CINCINNATI (April 5, 2010)—The Ohio Academy of Science is honoring an emeritus professor at the University of Cincinnati and his co-inventors with the inaugural Ohio Patent Award for their work on a process that could yield stronger rubber-to-steel bonds.
William Vanooij, an engineering professor at UC from 1993 to 2004 and founder of Ecosil Technologies L.L.C., and two colleagues researched the use of silanes as a steel cord surface treatment to improve the bonding strength of steel to rubber and received a patent for their work.
The patent has led to the building, designing and testing of a special type of radial tire with the collaboration of collaboration with Cooper Tire & Rubber Co. and Tokusen USA Inc., an Arkansas-based “specialty wire” manufacturer that provides steel cord to the tire industry.
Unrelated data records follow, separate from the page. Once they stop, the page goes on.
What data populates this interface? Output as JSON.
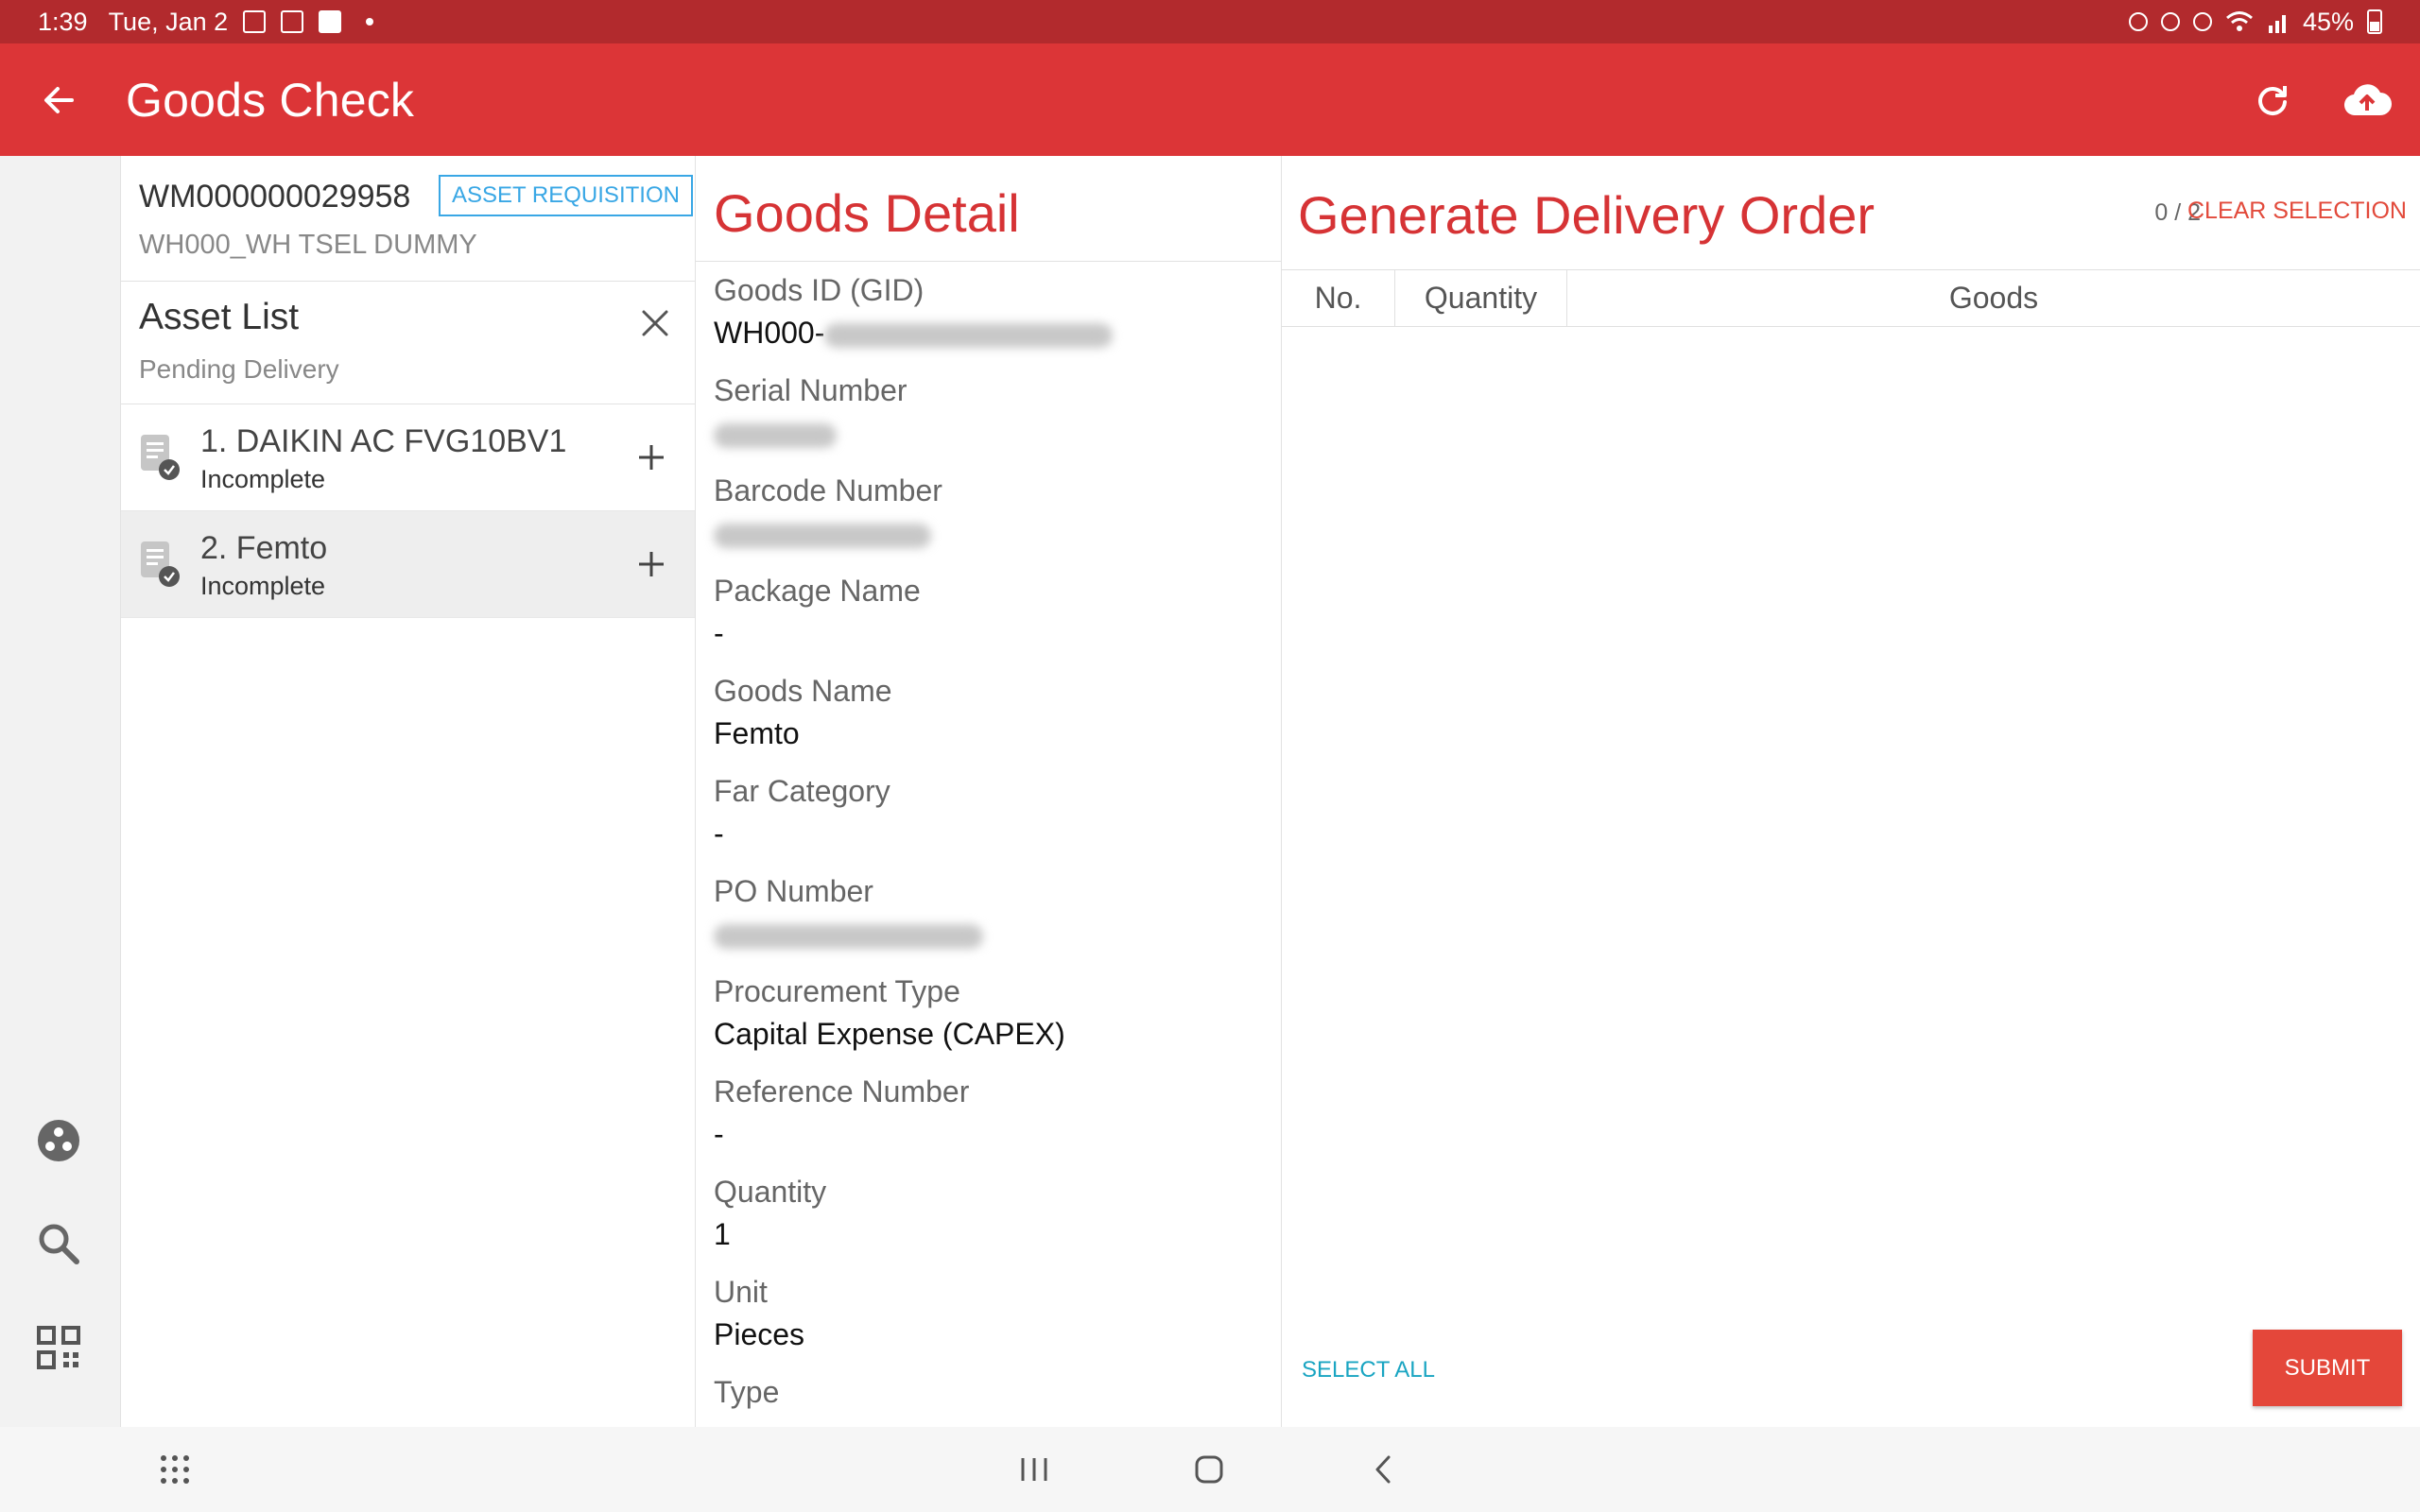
{
  "status_bar": {
    "time": "1:39",
    "date": "Tue, Jan 2",
    "battery": "45%",
    "icons": [
      "gallery-icon",
      "teams-icon",
      "check-icon",
      "alarm-icon",
      "mute-icon",
      "location-icon",
      "wifi-icon",
      "signal-icon",
      "battery-icon"
    ]
  },
  "app_bar": {
    "title": "Goods Check",
    "background": "#dc3537"
  },
  "requisition": {
    "code": "WM000000029958",
    "badge": "ASSET REQUISITION",
    "warehouse": "WH000_WH TSEL DUMMY"
  },
  "asset_list": {
    "title": "Asset List",
    "subtitle": "Pending Delivery",
    "items": [
      {
        "name": "1. DAIKIN AC FVG10BV1",
        "status": "Incomplete"
      },
      {
        "name": "2. Femto",
        "status": "Incomplete"
      }
    ]
  },
  "goods_detail": {
    "title": "Goods Detail",
    "fields": [
      {
        "label": "Goods ID (GID)",
        "value": "WH000-"
      },
      {
        "label": "Serial Number",
        "value": ""
      },
      {
        "label": "Barcode Number",
        "value": ""
      },
      {
        "label": "Package Name",
        "value": "-"
      },
      {
        "label": "Goods Name",
        "value": "Femto"
      },
      {
        "label": "Far Category",
        "value": "-"
      },
      {
        "label": "PO Number",
        "value": ""
      },
      {
        "label": "Procurement Type",
        "value": "Capital Expense (CAPEX)"
      },
      {
        "label": "Reference Number",
        "value": "-"
      },
      {
        "label": "Quantity",
        "value": "1"
      },
      {
        "label": "Unit",
        "value": "Pieces"
      },
      {
        "label": "Type",
        "value": ""
      }
    ]
  },
  "delivery_order": {
    "title": "Generate Delivery Order",
    "selection_count": "0 / 2",
    "clear_selection": "CLEAR SELECTION",
    "columns": [
      "No.",
      "Quantity",
      "Goods"
    ],
    "rows": [],
    "select_all": "SELECT ALL",
    "submit": "SUBMIT"
  },
  "colors": {
    "accent": "#d63335",
    "status_bar": "#b22a2d",
    "badge": "#39a7e5",
    "link": "#1aa5c2",
    "submit": "#e4473a"
  }
}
Silanes are a type of silicon-bearing material used to increase adhesion of materials that otherwise would not stick to each other. Silanes are also used to promote the bonding of silica and rubber in compounding.
Vanooij said that his research goal with silanes to bond rubber to metals was to find a process that could replace the brass coating on the steel cords in radial tires because brass technology has several drawbacks, one of which is that brass-coated steel is sensitive to corrosion.
Vanooij and his co-inventors — former graduate student who now works for a large company in upstate New York and an engineer from a local company, who is now deceased — will be honored at the OAS's annual meeting on April 10. The Ohio State Bar Association Intellectual Property Law Section is also involved in the award.